When Admiral William Crowe, chairman of the joint chiefs of staff in the 1980s, once heard from his Soviet counterpart, Sergei Akhromeev, that it wasn't military failure that forced the Soviets out of Afghanistan, but the political stubbornness of the leadership in Kabul, which refused to take its advice.
In Jerusalem the situation is precisely the opposite. They insist on only taking advice or dictates from outside. For personal party and institutional reasons, it is easier to surrender than initiate. A former chief of staff, defense minister and foreign minister who wants to return to one or two of those positions but meanwhile is modest and doesn't want his name mentioned, said recently that Sharon's method of operation is to make contact between white glass and rice - meaning Sharon's chief of staff, Dov Weisglass and National Security Advisor Condoleezza Rice.
Weisglass has become the attorney for state security and policy and he prepares for his journeys like a lawyer who questions experts before going in front of a judge. On Tuesday afternoons, the heads or representatives of the various intelligence and planning branches show up in his office and he asks them questions and writes down their main points in his yellow legal pads.
Then he flies off to meet Rice and get the verdict from her. Sometimes there's some comfort in a certain degree of balance in the decision. The verbal formula might be rough on Sharon but her body language was good, and in relations between states, it's the body and its language that matters.
That's why those who say Sharon put the National Security Council out to pasture are wrong. The NSC is alive and well in Washington and headed by Rice. Israel doesn't have orderly staff work, just patches on patches. The head of the Mossad, Meir Dagan sharpened the operational aspects of the intelligence branch and turned its director into the chief field intelligence officer, but when he found out the government still expects broader insights, he formed an assessment division.
In the years when the Mossad was lax, it was said that while it was known this spy agency wasn't allowed to operate in Israel, it's wasn't clear why it didn't operate overseas. Dagan doesn't hesitate to use the Mossad domestically. For some reason, he has become involved in a matter that is none of his business - lobbying Yuval Steinitz, chairman of the Knesset Foreign Affairs and Defense Committee to name Shaul Mofaz's election campaign chief, Avner Barazini, as chief ombudsman for soldiers in the army.
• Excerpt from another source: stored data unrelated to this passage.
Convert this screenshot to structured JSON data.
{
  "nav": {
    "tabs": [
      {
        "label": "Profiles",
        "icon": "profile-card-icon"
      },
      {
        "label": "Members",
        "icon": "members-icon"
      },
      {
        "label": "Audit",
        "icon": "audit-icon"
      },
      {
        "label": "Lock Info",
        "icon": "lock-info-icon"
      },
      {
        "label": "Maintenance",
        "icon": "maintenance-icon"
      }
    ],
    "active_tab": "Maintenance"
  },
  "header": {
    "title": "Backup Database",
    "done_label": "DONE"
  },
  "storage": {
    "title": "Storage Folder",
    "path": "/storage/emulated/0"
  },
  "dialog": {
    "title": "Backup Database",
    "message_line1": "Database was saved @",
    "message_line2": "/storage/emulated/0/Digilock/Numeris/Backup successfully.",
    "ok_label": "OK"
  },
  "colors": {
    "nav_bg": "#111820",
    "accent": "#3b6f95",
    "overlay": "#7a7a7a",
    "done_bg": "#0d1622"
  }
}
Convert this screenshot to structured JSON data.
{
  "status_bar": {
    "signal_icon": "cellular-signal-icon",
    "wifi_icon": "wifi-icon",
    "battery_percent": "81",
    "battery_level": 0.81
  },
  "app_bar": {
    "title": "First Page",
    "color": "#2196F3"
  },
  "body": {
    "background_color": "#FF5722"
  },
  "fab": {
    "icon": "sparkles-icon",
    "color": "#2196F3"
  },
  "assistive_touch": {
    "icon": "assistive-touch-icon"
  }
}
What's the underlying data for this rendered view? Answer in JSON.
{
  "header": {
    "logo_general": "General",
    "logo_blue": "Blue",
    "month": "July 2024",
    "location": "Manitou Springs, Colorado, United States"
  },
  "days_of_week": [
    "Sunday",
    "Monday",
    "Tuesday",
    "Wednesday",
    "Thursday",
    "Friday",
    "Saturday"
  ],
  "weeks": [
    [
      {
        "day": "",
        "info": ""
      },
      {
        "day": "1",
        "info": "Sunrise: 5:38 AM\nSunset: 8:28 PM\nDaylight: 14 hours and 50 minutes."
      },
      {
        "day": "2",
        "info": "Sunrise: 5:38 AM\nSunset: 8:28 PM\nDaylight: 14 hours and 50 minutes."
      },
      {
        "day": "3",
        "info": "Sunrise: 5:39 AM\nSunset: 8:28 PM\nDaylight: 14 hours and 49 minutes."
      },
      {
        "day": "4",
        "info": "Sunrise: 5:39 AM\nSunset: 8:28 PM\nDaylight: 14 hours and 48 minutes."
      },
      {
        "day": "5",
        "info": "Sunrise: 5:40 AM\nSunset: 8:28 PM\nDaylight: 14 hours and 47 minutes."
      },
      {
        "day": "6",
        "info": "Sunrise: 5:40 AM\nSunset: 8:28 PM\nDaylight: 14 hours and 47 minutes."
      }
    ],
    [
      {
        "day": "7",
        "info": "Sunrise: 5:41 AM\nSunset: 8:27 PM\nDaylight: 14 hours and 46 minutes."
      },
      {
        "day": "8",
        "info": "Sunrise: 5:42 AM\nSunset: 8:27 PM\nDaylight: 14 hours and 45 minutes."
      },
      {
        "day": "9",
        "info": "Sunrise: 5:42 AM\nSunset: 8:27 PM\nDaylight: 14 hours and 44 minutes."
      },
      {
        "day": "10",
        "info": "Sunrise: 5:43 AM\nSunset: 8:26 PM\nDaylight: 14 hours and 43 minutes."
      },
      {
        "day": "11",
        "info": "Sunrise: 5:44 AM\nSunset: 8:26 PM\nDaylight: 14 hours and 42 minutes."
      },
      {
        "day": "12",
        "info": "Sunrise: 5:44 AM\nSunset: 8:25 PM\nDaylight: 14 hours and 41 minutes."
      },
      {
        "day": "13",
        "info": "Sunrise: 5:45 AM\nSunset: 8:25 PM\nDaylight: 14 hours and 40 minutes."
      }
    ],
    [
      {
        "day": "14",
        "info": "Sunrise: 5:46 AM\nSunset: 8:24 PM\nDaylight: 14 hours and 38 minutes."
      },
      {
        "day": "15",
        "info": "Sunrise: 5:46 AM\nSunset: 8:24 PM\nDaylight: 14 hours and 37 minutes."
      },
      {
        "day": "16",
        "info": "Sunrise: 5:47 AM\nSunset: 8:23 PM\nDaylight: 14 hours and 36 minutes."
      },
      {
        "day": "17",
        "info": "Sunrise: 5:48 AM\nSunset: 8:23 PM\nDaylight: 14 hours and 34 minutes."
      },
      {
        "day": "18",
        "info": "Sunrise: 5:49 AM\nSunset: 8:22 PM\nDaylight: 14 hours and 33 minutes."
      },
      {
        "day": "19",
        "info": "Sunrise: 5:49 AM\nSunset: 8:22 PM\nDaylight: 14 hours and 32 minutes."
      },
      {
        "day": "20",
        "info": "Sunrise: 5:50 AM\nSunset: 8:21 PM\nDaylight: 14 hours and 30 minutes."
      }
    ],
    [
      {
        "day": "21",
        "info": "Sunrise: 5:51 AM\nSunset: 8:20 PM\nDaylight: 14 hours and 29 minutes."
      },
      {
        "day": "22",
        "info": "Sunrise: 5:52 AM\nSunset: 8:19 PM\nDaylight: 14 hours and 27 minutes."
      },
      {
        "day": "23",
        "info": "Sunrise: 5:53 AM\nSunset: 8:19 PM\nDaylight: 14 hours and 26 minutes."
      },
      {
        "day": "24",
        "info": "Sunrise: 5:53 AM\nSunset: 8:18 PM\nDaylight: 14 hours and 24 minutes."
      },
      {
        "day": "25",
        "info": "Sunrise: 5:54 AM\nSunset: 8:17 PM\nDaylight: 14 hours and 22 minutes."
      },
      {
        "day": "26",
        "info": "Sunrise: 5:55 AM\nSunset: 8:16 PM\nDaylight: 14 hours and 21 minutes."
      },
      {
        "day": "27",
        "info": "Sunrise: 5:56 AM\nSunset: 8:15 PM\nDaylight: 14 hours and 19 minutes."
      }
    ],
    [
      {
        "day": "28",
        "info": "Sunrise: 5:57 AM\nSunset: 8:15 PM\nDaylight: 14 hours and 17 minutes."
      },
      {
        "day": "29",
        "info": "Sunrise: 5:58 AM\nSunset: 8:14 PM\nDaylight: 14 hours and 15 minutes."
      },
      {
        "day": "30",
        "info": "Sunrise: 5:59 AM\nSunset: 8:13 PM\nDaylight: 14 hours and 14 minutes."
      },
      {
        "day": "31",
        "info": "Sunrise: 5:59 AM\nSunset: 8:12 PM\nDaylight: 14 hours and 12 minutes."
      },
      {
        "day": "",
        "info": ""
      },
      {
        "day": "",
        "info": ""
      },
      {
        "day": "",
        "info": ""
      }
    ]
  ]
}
Steinitz, whose enthusiasm makes up for his lack of experience, was persuaded and signed on. Sharon doesn't hide his contempt for Steinitz. In one of his appearances at the Knesset committee, Steinitz interrupted Sharon to say, "on this matter, I actually agree with you." Sharon looked over his shoulder at Steinitz and replied, "You have no idea how much that eases things."
While Sharon is picking on Dan Meridor, Mofaz is recruiting him. Meridor, a longtime-insider about Israel security development secrets will head a committee - yet another committee - to clarify Israel's security precepts. Meridor doesn't hide his desire to return to politics. It isn't he who grew tired of the profession. Ariel Sharon is the one who sent him into exile.
The worst example of the lack of staff work in the Sharon government is the Nasrallah deal for Arab prisoners in exchange for Elhanan Tannenbaum and the bodies of soldiers Benny Avraham, Adi Avitan and Omer Suweid. The secrecy around the negotiations is ridiculous. It wasn't meant to hide anything from Nasrallah, but from the Israeli public and the families involved, particularly Ron Arad's family. It also hides the talks from the ministries that are not represented in the prisoner-MiA committee, including the Foreign Ministry, which was astonished - in his day Moshe Sharett would have called it "monstrous" - to hear that Sharon and Mofaz are ready to free, among others, Jordanian citizens held in Israeli prisons.
If such a present could have been given directly to King Abdullah, say the experts in the foreign ministry, based on what Abdullah and his foreign minister Marwan Muasher have said, Israel could have seen the Jordanian ambassador back in Tel Aviv.